Cessna 402C training material

Yeah, other than new hire training and IOE, I've never flown in the Northeast region, which is fine with me.

There are no short runways in the entire Midwest region. The shortest is 4000 feet, which is a crossing runway at CGI. All of the runways used on a regular basis are 6000+ feet.

I just remember all of the training captains I flew with seemed real nervous about getting slow. They wanted to see 120 knots until we were practically over the runway, then follow the vertical guidance all the way to the ground. Personally, I thought it was overkill, but I do as I'm told. If that's the way they want me to fly, that's how I'll fly.

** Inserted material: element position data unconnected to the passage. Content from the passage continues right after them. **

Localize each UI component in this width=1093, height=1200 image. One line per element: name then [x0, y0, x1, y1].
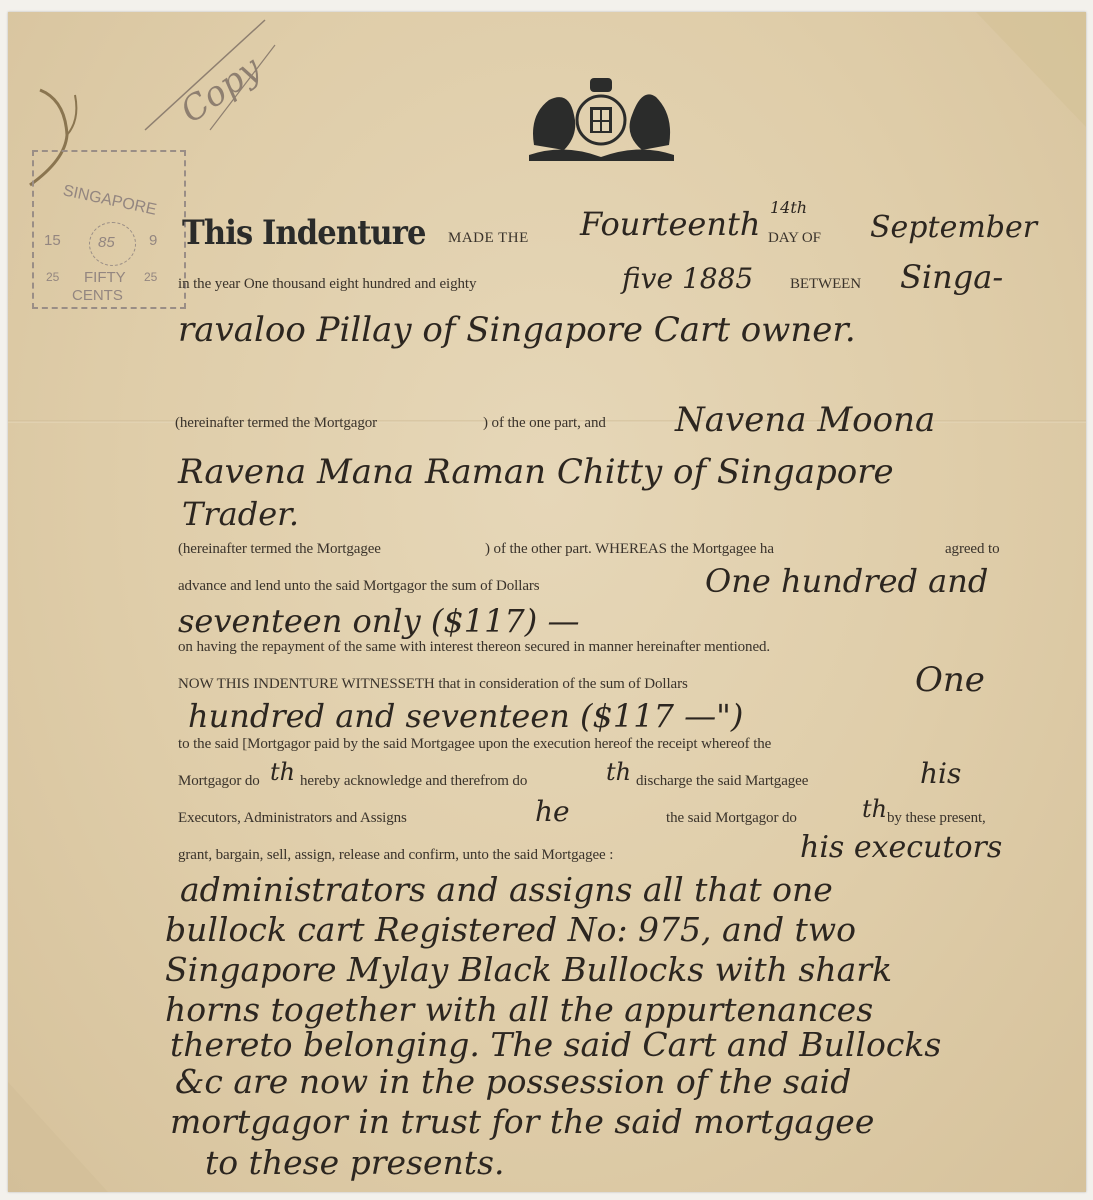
repayment-print: on having the repayment of the same with…: [178, 639, 770, 656]
whereas-print: ) of the other part. WHEREAS the Mortgag…: [485, 541, 774, 558]
hw-mortgagee-name-a: Navena Moona: [675, 400, 935, 440]
hw-mortgagee-name-b: Ravena Mana Raman Chitty of Singapore: [178, 452, 894, 492]
hw-he: he: [535, 795, 570, 828]
acknowledge-print-c: discharge the said Martgagee: [636, 773, 808, 790]
year-print: in the year One thousand eight hundred a…: [178, 276, 476, 293]
grant-print: grant, bargain, sell, assign, release an…: [178, 847, 613, 864]
made-the-label: MADE THE: [448, 230, 529, 247]
day-of-label: DAY OF: [768, 230, 821, 247]
one-part-print: ) of the one part, and: [483, 415, 606, 432]
hw-body-line-3: Singapore Mylay Black Bullocks with shar…: [165, 950, 892, 989]
hw-body-line-8: to these presents.: [205, 1143, 504, 1182]
hw-amount-words-b: seventeen only ($117) —: [178, 602, 579, 640]
advance-print: advance and lend unto the said Mortgagor…: [178, 578, 540, 595]
hw-doth-a: th: [270, 758, 295, 786]
stamp-value: FIFTY: [84, 269, 126, 286]
presents-print-a: the said Mortgagor do: [666, 810, 797, 827]
assigns-print: Executors, Administrators and Assigns: [178, 810, 407, 827]
hw-mortgagee-occupation: Trader.: [182, 495, 299, 533]
between-label: BETWEEN: [790, 276, 861, 293]
acknowledge-print-b: hereby acknowledge and therefrom do: [300, 773, 527, 790]
hw-day-ordinal: Fourteenth: [580, 205, 760, 243]
stamp-bottom-left-num: 25: [46, 270, 59, 284]
hw-his-executors: his executors: [800, 830, 1002, 865]
hw-body-line-1: administrators and assigns all that one: [180, 870, 833, 909]
folded-corner-bottom-left: [8, 1082, 108, 1192]
document-title: This Indenture: [182, 213, 426, 253]
revenue-stamp: SINGAPORE 15 85 9 25 FIFTY 25 CENTS: [32, 150, 186, 309]
hw-body-line-4: horns together with all the appurtenance…: [165, 990, 873, 1029]
hw-day-sup: 14th: [770, 198, 807, 217]
stamp-left-num: 15: [44, 232, 61, 249]
presents-print-b: by these present,: [887, 810, 986, 827]
agreed-to-print: agreed to: [945, 541, 1000, 558]
stamp-top-text: SINGAPORE: [61, 182, 158, 219]
acknowledge-print-a: Mortgagor do: [178, 773, 260, 790]
hw-consideration-a: One: [915, 660, 985, 700]
hw-mortgagor-name-a: Singa-: [900, 258, 1003, 296]
hw-consideration-b: hundred and seventeen ($117 —"): [188, 697, 743, 735]
stamp-center-num: 85: [98, 234, 115, 251]
hw-body-line-2: bullock cart Registered No: 975, and two: [165, 910, 856, 949]
hw-body-line-6: &c are now in the possession of the said: [175, 1062, 851, 1101]
stamp-unit: CENTS: [72, 287, 123, 304]
hw-body-line-5: thereto belonging. The said Cart and Bul…: [170, 1025, 941, 1064]
hw-doth-c: th: [862, 795, 887, 823]
hw-doth-b: th: [606, 758, 631, 786]
hw-mortgagor-name-b: ravaloo Pillay of Singapore Cart owner.: [178, 310, 856, 350]
royal-crest-icon: [524, 75, 679, 163]
hw-amount-words-a: One hundred and: [705, 562, 988, 600]
hw-body-line-7: mortgagor in trust for the said mortgage…: [170, 1102, 874, 1141]
folded-corner-top-right: [976, 12, 1086, 127]
hw-month: September: [870, 210, 1037, 245]
mortgagee-print: (hereinafter termed the Mortgagee: [178, 541, 381, 558]
stamp-bottom-right-num: 25: [144, 270, 157, 284]
receipt-print: to the said [Mortgagor paid by the said …: [178, 736, 771, 753]
witnesseth-print: NOW THIS INDENTURE WITNESSETH that in co…: [178, 676, 688, 693]
mortgagor-print: (hereinafter termed the Mortgagor: [175, 415, 377, 432]
stamp-right-num: 9: [149, 232, 157, 249]
hw-year: five 1885: [622, 262, 753, 295]
hw-his-a: his: [920, 757, 961, 790]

If it were up to me, I'd have fun getting it down and stopped in 1000 feet on the empty legs.
See, I never got the point of having that much energy to dissipate. It's not going to stall at even 30 knots slower than that, so... that's a lot of extra energy to either be floating the runway with or putting into the wings.
I always operate under the assumption that I in fact can not roll that runway up and put it down on the other end.
 
As I recall, flying the 402 at 120 knots to the threshold with full flaps almost always resulted with hitting the touchdown zone markings. Vyse was 106(?) so the 120 ref speed gave a nice buffer if things went pear shaped at the last minute. On a short runway in VMC you could modify things a bit, but the standard procedure always worked well at the majority of airports we flew into. Hell, low IFR into PVC and you didn't give anything up.